Unfortunately, it is the sort of action that is painful.  Not the sort of action that many visionary-minded, positive-thinking, fruit-producing, church-growth pundits have in mind.  It is the sort of pain that inevitably accompanies obedience, for Jesus as for the Church.  


For us today, it is the pain that is necessarily experienced in real relationships in the body of Christ, the pain of worshipping God in such a way that the great idols that captivate our church (survival being one of them) are dethroned, the pain of adopting a truly counter-cultural lifestyle.  Only as we become members of one another in Christ, do we receive ourselves back as transformed believers; only as our favourite idols are dethroned can we claim that our worship is transforming; only as our lifestyles bear out the truth claims we make can we be a transforming presence in the world.  And let’s be clear – all of this hurts, even though it proves finally to be liberating and joyful.

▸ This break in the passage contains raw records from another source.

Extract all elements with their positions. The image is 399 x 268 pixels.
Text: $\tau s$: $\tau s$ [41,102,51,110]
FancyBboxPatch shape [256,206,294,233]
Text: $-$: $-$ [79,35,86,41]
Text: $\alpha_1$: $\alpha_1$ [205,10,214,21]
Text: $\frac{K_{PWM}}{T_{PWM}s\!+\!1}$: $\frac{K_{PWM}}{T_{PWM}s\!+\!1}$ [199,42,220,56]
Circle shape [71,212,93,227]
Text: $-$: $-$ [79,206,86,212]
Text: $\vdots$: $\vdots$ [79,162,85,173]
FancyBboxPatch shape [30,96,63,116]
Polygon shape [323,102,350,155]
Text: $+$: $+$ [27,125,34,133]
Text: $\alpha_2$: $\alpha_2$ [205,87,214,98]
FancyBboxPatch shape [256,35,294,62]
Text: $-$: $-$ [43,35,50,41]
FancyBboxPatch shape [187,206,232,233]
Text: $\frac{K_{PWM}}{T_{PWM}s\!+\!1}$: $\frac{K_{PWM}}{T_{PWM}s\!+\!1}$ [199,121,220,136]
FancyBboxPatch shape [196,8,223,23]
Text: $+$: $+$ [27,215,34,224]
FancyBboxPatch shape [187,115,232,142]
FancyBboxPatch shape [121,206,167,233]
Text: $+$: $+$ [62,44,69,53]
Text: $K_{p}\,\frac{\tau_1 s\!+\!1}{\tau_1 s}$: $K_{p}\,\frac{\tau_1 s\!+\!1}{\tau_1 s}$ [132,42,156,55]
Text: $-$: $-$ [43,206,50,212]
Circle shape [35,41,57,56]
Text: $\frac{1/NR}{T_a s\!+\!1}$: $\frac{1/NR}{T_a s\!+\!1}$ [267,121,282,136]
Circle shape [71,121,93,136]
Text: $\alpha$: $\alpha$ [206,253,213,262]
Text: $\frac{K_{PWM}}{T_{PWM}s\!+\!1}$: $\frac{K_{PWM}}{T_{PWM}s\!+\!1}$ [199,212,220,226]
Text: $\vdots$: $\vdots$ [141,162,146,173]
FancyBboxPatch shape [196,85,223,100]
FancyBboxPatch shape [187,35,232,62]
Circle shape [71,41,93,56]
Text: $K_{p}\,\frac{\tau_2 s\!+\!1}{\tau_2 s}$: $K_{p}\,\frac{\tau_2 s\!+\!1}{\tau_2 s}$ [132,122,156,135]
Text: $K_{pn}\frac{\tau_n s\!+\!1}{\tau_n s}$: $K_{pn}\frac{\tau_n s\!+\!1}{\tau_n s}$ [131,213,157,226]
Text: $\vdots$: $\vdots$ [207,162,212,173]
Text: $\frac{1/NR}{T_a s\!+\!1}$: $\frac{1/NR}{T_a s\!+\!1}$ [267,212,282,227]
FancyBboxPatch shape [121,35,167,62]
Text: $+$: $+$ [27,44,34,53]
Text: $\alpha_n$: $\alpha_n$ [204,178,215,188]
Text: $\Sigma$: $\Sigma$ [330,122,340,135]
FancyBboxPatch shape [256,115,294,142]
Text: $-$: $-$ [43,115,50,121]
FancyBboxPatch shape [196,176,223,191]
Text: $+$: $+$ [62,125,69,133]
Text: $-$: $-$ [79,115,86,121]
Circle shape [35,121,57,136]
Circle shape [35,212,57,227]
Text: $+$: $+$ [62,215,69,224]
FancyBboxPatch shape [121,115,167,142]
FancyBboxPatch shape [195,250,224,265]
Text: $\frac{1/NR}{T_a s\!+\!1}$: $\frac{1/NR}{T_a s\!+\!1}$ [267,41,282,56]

Only by walking the painful path of obedience, can we even dare to expect the fruits of obedience.  And please, let’s not have any glib claims that we are already being obedient in these ways – like the rich man who said ‘all these commandments I have kept since childhood’ (18:21).  Our desire to solve God’s problems for him already demonstrates our disobedience.  If we were serious about being obedient, the church would be infinitely more attractive than ever it will if it simply intensifies evangelistic hyperactivity in step with the prevailing idolatries of our age.  That is, our desire to solve God’s church attendance problems is an attempt to be like God, to make him grateful for the fruits of our action.  It is human pride at its worst.  If this is what our church has become, then we can be grateful that we are in decline.


Ironically, it was by rejecting the devil’s strategy for producing fruit that Jesus himself saw those three fruits spring forth naturally.  Within a few verses of Luke’s temptation story we read of the proper setting for a miraculous feeding of the hungry (4:25-6), we see Jesus glorified (4:15), and we hear of miraculous divine protection (4:29-30).  And if there is to be a strategy for producing fruit, then it is in allowing God’s word to take root within us – not in lazy, inactive, interest, but to take root in such a way that we ‘yield fruit in season’ (see Psalm 1), at God’s timing, not our planning.


Can we stop wasting precious resources over stemming the tide of church decline?  This preoccupation is destined to promote church decline – by taking our eyes off the Giver and focussing instead on gifts.  Ultimately, the question of whether we can halt church decline is the question of whether we can attach artificial fruit to a rootless tree.